I am currently on board a Monarch flight to Chania, on the North coast of Crete for my week of yoga, sun and honey. It’s rather sardine like here and the magazine rack in front of me is broken so I have a rather painfully sharp metal bar drilling into my kneecaps. Not a good thing. I have managed to pad it out with a scarf and hope that no damage has been done, I need my knees to be in good working order for this week! It’s a quiet plane, mainly older people and no kids at all which makes the whole journey somewhat less stressful. I’m sitting next to a nice couple who have not bought a single book or magazine between them, no iPod, puzzle book or game which I find very odd. I’ve started ‘The Spy Who Came In From The Cold’ in my quest to read all of the Smiley novels, it’s on my Kindle along with a pretty good selection for the week.
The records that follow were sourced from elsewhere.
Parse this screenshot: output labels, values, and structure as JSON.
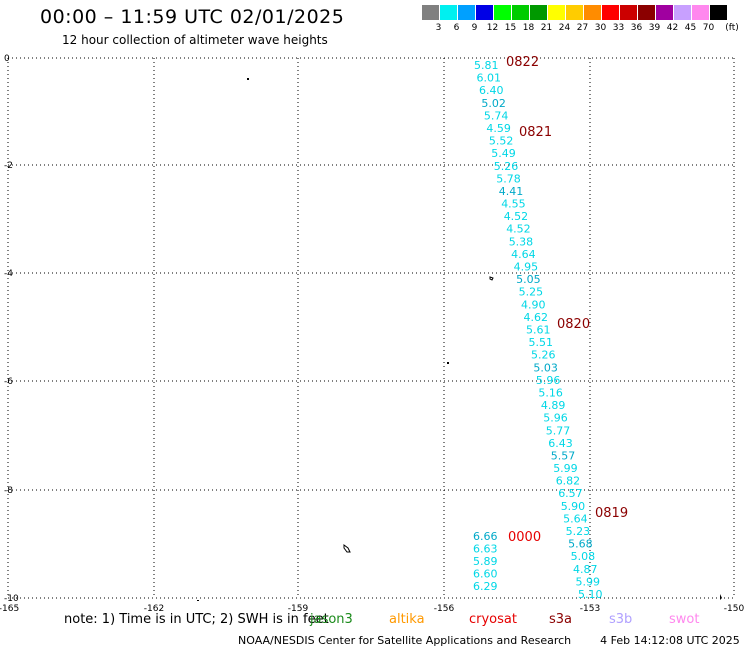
{
  "header": {
    "title": "00:00 – 11:59 UTC 02/01/2025",
    "subtitle": "12 hour collection of altimeter wave heights"
  },
  "legend": {
    "unit": "(ft)",
    "bins": [
      {
        "label": "3",
        "color": "#808080"
      },
      {
        "label": "6",
        "color": "#00f0f0"
      },
      {
        "label": "9",
        "color": "#00a0ff"
      },
      {
        "label": "12",
        "color": "#0000e6"
      },
      {
        "label": "15",
        "color": "#00ff00"
      },
      {
        "label": "18",
        "color": "#00cc00"
      },
      {
        "label": "21",
        "color": "#009900"
      },
      {
        "label": "24",
        "color": "#ffff00"
      },
      {
        "label": "27",
        "color": "#ffcc00"
      },
      {
        "label": "30",
        "color": "#ff8c00"
      },
      {
        "label": "33",
        "color": "#ff0000"
      },
      {
        "label": "36",
        "color": "#cc0000"
      },
      {
        "label": "39",
        "color": "#8b0000"
      },
      {
        "label": "42",
        "color": "#a000a0"
      },
      {
        "label": "45",
        "color": "#c8a0ff"
      },
      {
        "label": "70",
        "color": "#ff88ee"
      },
      {
        "label": "",
        "color": "#000000"
      }
    ]
  },
  "map": {
    "lon_labels": [
      "-165",
      "-162",
      "-159",
      "-156",
      "-153",
      "-150"
    ],
    "lat_labels": [
      "0",
      "-2",
      "-4",
      "-6",
      "-8",
      "-10"
    ],
    "track_main": {
      "heights": [
        "5.81",
        "6.01",
        "6.40",
        "5.02",
        "5.74",
        "4.59",
        "5.52",
        "5.49",
        "5.26",
        "5.78",
        "4.41",
        "4.55",
        "4.52",
        "4.52",
        "5.38",
        "4.64",
        "4.95",
        "5.05",
        "5.25",
        "4.90",
        "4.62",
        "5.61",
        "5.51",
        "5.26",
        "5.03",
        "5.96",
        "5.16",
        "4.89",
        "5.96",
        "5.77",
        "6.43",
        "5.57",
        "5.99",
        "6.82",
        "6.57",
        "5.90",
        "5.64",
        "5.23",
        "5.68",
        "5.08",
        "4.87",
        "5.99",
        "5.10"
      ],
      "times": [
        "0822",
        "0821",
        "0820",
        "0819"
      ]
    },
    "track_second": {
      "heights": [
        "6.66",
        "6.63",
        "5.89",
        "6.60",
        "6.29"
      ],
      "time": "0000"
    }
  },
  "notes": {
    "text": "note:  1) Time is in UTC;  2) SWH is in feet",
    "satellites": [
      {
        "name": "jason3",
        "color": "#1a8a1a"
      },
      {
        "name": "altika",
        "color": "#ff9900"
      },
      {
        "name": "cryosat",
        "color": "#e60000"
      },
      {
        "name": "s3a",
        "color": "#8b0000"
      },
      {
        "name": "s3b",
        "color": "#b0a0ff"
      },
      {
        "name": "swot",
        "color": "#ff88ee"
      }
    ]
  },
  "footer": {
    "credit": "NOAA/NESDIS Center for Satellite Applications and Research",
    "timestamp": "4 Feb 14:12:08 UTC 2025"
  }
}
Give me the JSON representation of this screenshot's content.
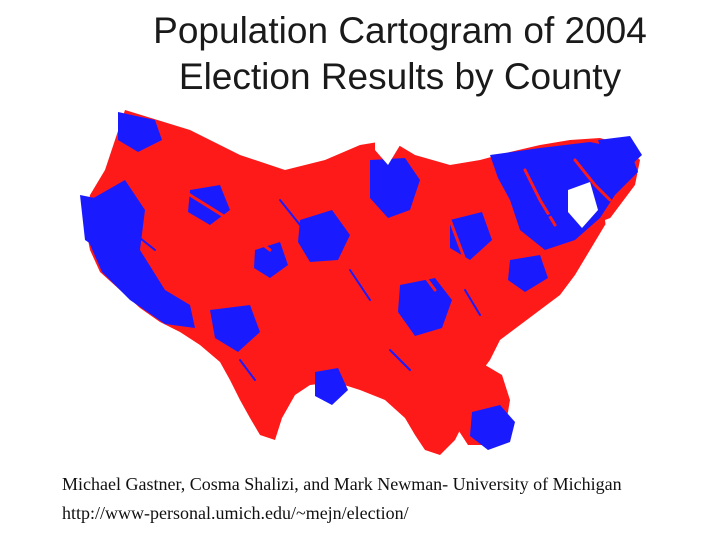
{
  "slide": {
    "title_line1": "Population Cartogram of 2004",
    "title_line2": "Election Results by County",
    "credit": "Michael Gastner, Cosma Shalizi, and Mark Newman- University of Michigan",
    "url": "http://www-personal.umich.edu/~mejn/election/"
  },
  "map": {
    "colors": {
      "republican": "#ff1a1a",
      "democrat": "#1a1aff",
      "background": "#ffffff"
    }
  }
}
I’d like to get through the books in order including Tinker Tailor Soldier Spy before seeing the film which is out on the 16th. Lunch is over, mum and I had smoked salmon with prawn cocktail, brown bread and lettuce which was immeasurably better than the foul smelling cooked breakfasts whose aromas are now wafting through the ventilation system. We’re landing iv about an hour in the Greek sunshine – hurrah!